Fresh regulations for publishers
Romain announced that Google is introducing a fresh level of control, known as Google-Extended, which web publishers can utilize to determine whether their websites contribute to enhancing Bard and Vertex AI generative APIs, including upcoming model iterations powering these products. “Through the use of Google-Extended to regulate content access on a website, administrators can decide whether they wish to support the continuous improvement of these AI models in terms of accuracy and capabilities,” she explained. In essence, the decision to provide data to AI models that drive Bard, ChatGPT, and similar systems rests with the publishers.

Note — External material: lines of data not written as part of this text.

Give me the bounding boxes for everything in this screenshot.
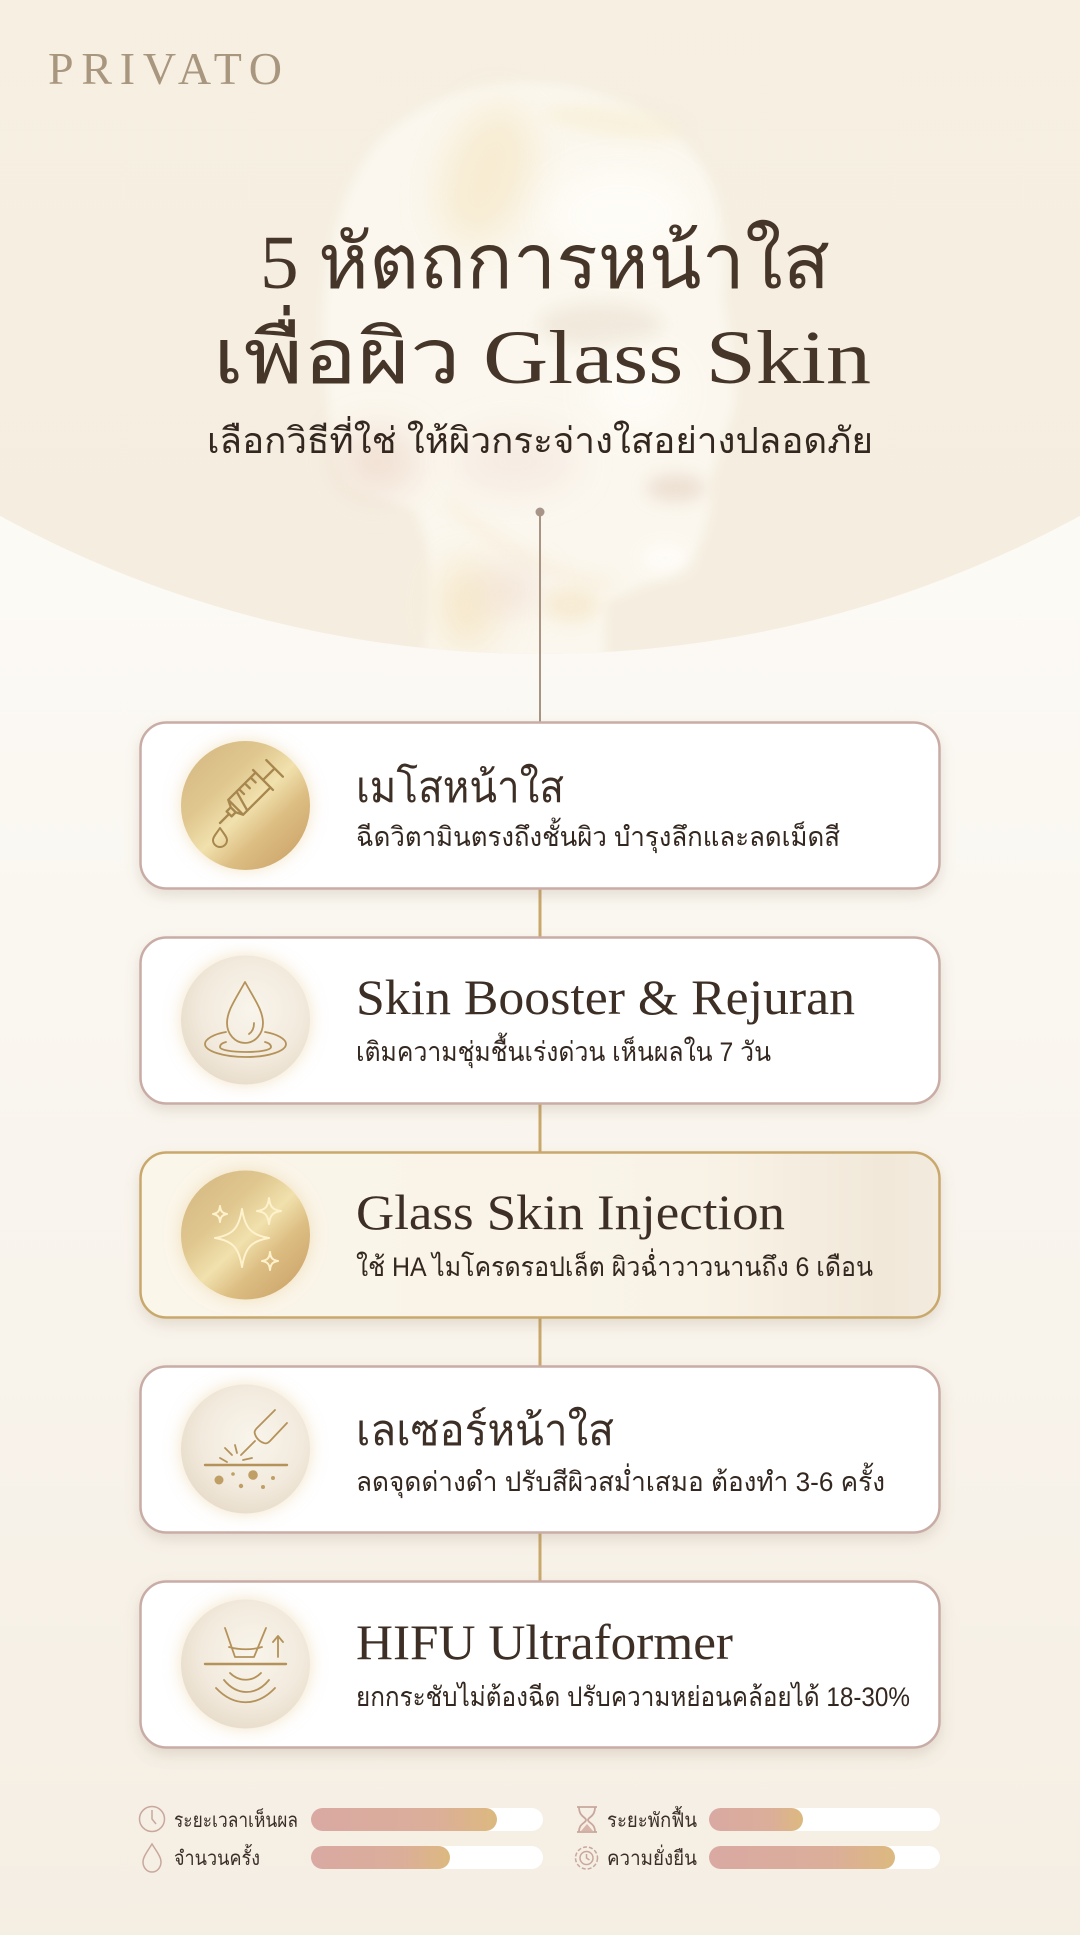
legend item: ระยะเวลาเห็นผล: ระยะเวลาเห็นผล (174, 1807, 298, 1832)
logo: PRIVATO: PRIVATO (48, 43, 282, 94)
legend item: ความยั่งยืน: ความยั่งยืน (607, 1844, 697, 1870)
card 3 text (356, 1184, 873, 1282)
card 5 text: HIFU Ultraformer (356, 1614, 733, 1670)
title: 5 หัตถการหน้าใส (260, 219, 830, 305)
legend item: ระยะพักฟื้น: ระยะพักฟื้น (607, 1806, 697, 1832)
card 4 text: เลเซอร์หน้าใส (356, 1406, 614, 1455)
card 3 text: Glass Skin Injection (356, 1184, 785, 1240)
card 5 text: ยกกระชับไม่ต้องฉีด ปรับความหย่อนคล้อยได้ 18-30% (356, 1682, 910, 1712)
card 4 text (356, 1406, 885, 1499)
connector line from face (536, 508, 544, 722)
icon: laser on skin (181, 1384, 310, 1514)
card 1 text: เมโสหน้าใส (356, 763, 564, 812)
title (213, 219, 871, 400)
icon: HIFU lift waves (181, 1600, 310, 1728)
card 2 text: Skin Booster & Rejuran (356, 969, 855, 1025)
card 1 text (356, 763, 840, 854)
gold connectors between cards (538, 889, 542, 1581)
legend item: ระยะพักฟื้น (577, 1806, 940, 1832)
card 2 text (356, 969, 855, 1069)
panel: card 2 Skin Booster & Rejuran (140, 938, 940, 1104)
legend item: จำนวนครั้ง (143, 1844, 543, 1872)
card 1 text: ฉีดวิตามินตรงถึงชั้นผิว บำรุงลึกและลดเม็ดสี (356, 817, 840, 854)
panel: card 5 HIFU Ultraformer (140, 1582, 940, 1748)
subtitle: เลือกวิธีที่ใช่ ให้ผิวกระจ่างใสอย่างปลอดภัย (207, 416, 873, 461)
header arc background (0, 0, 1080, 654)
icon: water drop with ripples (181, 956, 310, 1084)
icon: syringe in gold circle (181, 741, 310, 870)
card 2 text: เติมความชุ่มชื้นเร่งด่วน เห็นผลใน 7 วัน (356, 1032, 771, 1069)
panel: card 3 Glass Skin Injection (highlighted) (140, 1152, 940, 1318)
icon: sparkles in gold circle (181, 1170, 310, 1300)
legend item: จำนวนครั้ง: จำนวนครั้ง (174, 1844, 260, 1870)
card 5 text (356, 1614, 910, 1712)
face illustration (323, 83, 735, 680)
panel: card 4 เลเซอร์หน้าใส (140, 1366, 940, 1532)
card 4 text: ลดจุดด่างดำ ปรับสีผิวสม่ำเสมอ ต้องทำ 3-6 ครั้ง (356, 1462, 885, 1499)
legend (140, 1806, 940, 1872)
card 3 text: ใช้ HA ไมโครดรอปเล็ต ผิวฉ่ำวาวนานถึง 6 เดือน (356, 1248, 873, 1282)
legend item: ระยะเวลาเห็นผล (140, 1806, 543, 1832)
title: เพื่อผิว Glass Skin (213, 305, 871, 400)
legend item: ความยั่งยืน (576, 1844, 940, 1870)
panel: card 1 เมโสหน้าใส (140, 722, 940, 888)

Google-Extended is an independent product token that allows web publishers to control whether their websites contribute to enhancing Bard and Vertex AI generative APIs. Companies, including Google, employ web crawlers to acquire data for tool improvement purposes. For instance, Google’s standard crawlers are utilized to construct search indices, execute product-specific crawls, and conduct analyses.
According to Google, offering tools like Google-Extended via robots.txt is a crucial move to offer transparency and control, something they believe all AI model providers should offer. Romain mentioned that with the growing expansion of AI applications and tools, web publishers will encounter greater challenges in managing various uses on a larger scale.